Describing a character in his spy novel, author Alan Furst wrote that he “had the presence of a man swimming always upstream, who, accepting that as his natural element, had early in life become a strong swimmer” (“The Foreign Correspondent"). That character description suggests a powerful mental stance. Life does include challenges. But how we meet them makes the difference.

As a reader of the Bible and Mary Baker Eddy’s companion book “Science and Health with Key to the Scriptures,” I’ve found that knowing our relationship to God as His sons and daughters enables us to express resilience, strength, and calm, no matter what comes our way.

An example from the Bible comes to mind. David, when just a youth, defeated a heavily armored giant of a soldier. David knew and trusted God. He’d seen God’s always-present help, and that enabled him to go forward, without armor, to battle the giant. Despite the giant’s disdain at David’s small size and youth, David ran forward and shouted, “I come to thee in the name of the Lord of hosts,... the Lord will deliver thee into mine hand” (I Sam. 17:45, 46). And that’s what happened. Goliath, the enemy, was destroyed.

We’re not on our own as it seems we are. Instead, as God’s loved children, we’re always with Him. And we are assured of His help. The Bible says, “Fear thou not; for I am with thee: be not dismayed; for I am thy God: I will strengthen thee; yea, I will help thee; yea, I will uphold thee with the right hand of my righteousness” (Isa. 41:10). In that promise is our ability to deal with any challenge that comes our way.

There’s no indication in David’s story that God was responsible for sending Goliath and the rest of the Philistine army to trouble the Israelites. Through David, however, He provided a solution to their difficulty.

God gives only good. He is a blessing God. Reasoning out from that fact, we’re assured that what seems evil and threatening around us cannot be from our good God. And so we can challenge the trouble. We can mentally run to meet it, and, with God’s help, defeat it.
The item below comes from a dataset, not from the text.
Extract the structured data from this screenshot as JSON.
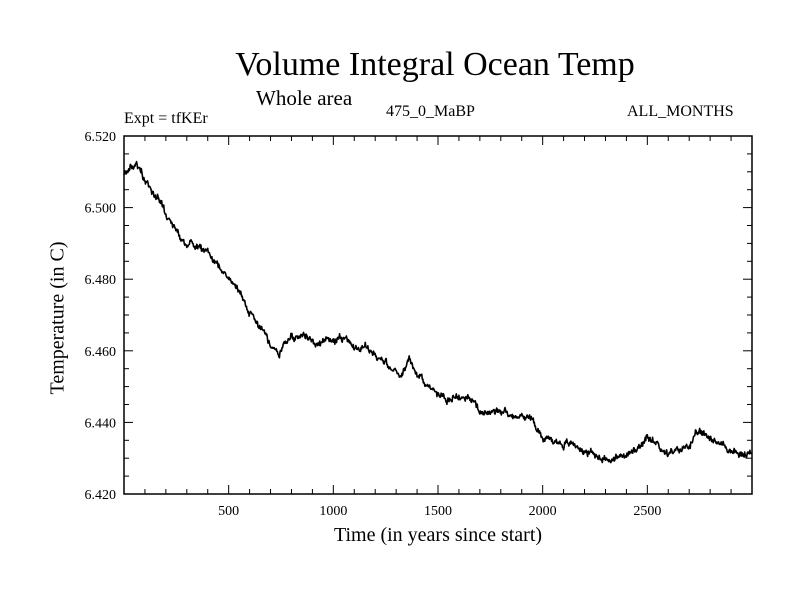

Mary Baker Eddy wrote in Science and Health, “Know thyself, and God will supply the wisdom and the occasion for a victory over evil” (p. 571).

My family had a victory experience that confirmed God’s upholding love. During a major storm, our home was flooded. Ultimately there was about four feet of water inside. I was frightened and at times almost incapacitated. We really didn’t know what to do. But we were praying, trusting God’s love to care for us, right at the moment of our need.

And then unexpectedly, help came. A neighbor who’d had experience with floods took us to rent a large truck. The county rescue squad came unannounced and loaded our belongings into that truck. A friend offered us a place in her home until the water receded and the house dried out enough for us to move back in. And at a point early on, we did feel the calming assurance that God was right there with us.

This was an important spiritual muscle-building experience for our family, a support in meeting later challenges. We found that whenever there was a giant battle in our life, we could meet it by trusting that Bible promise from God, “Fear not, for I am with thee.”

God’s saving help is here for all of us, no matter what the challenge.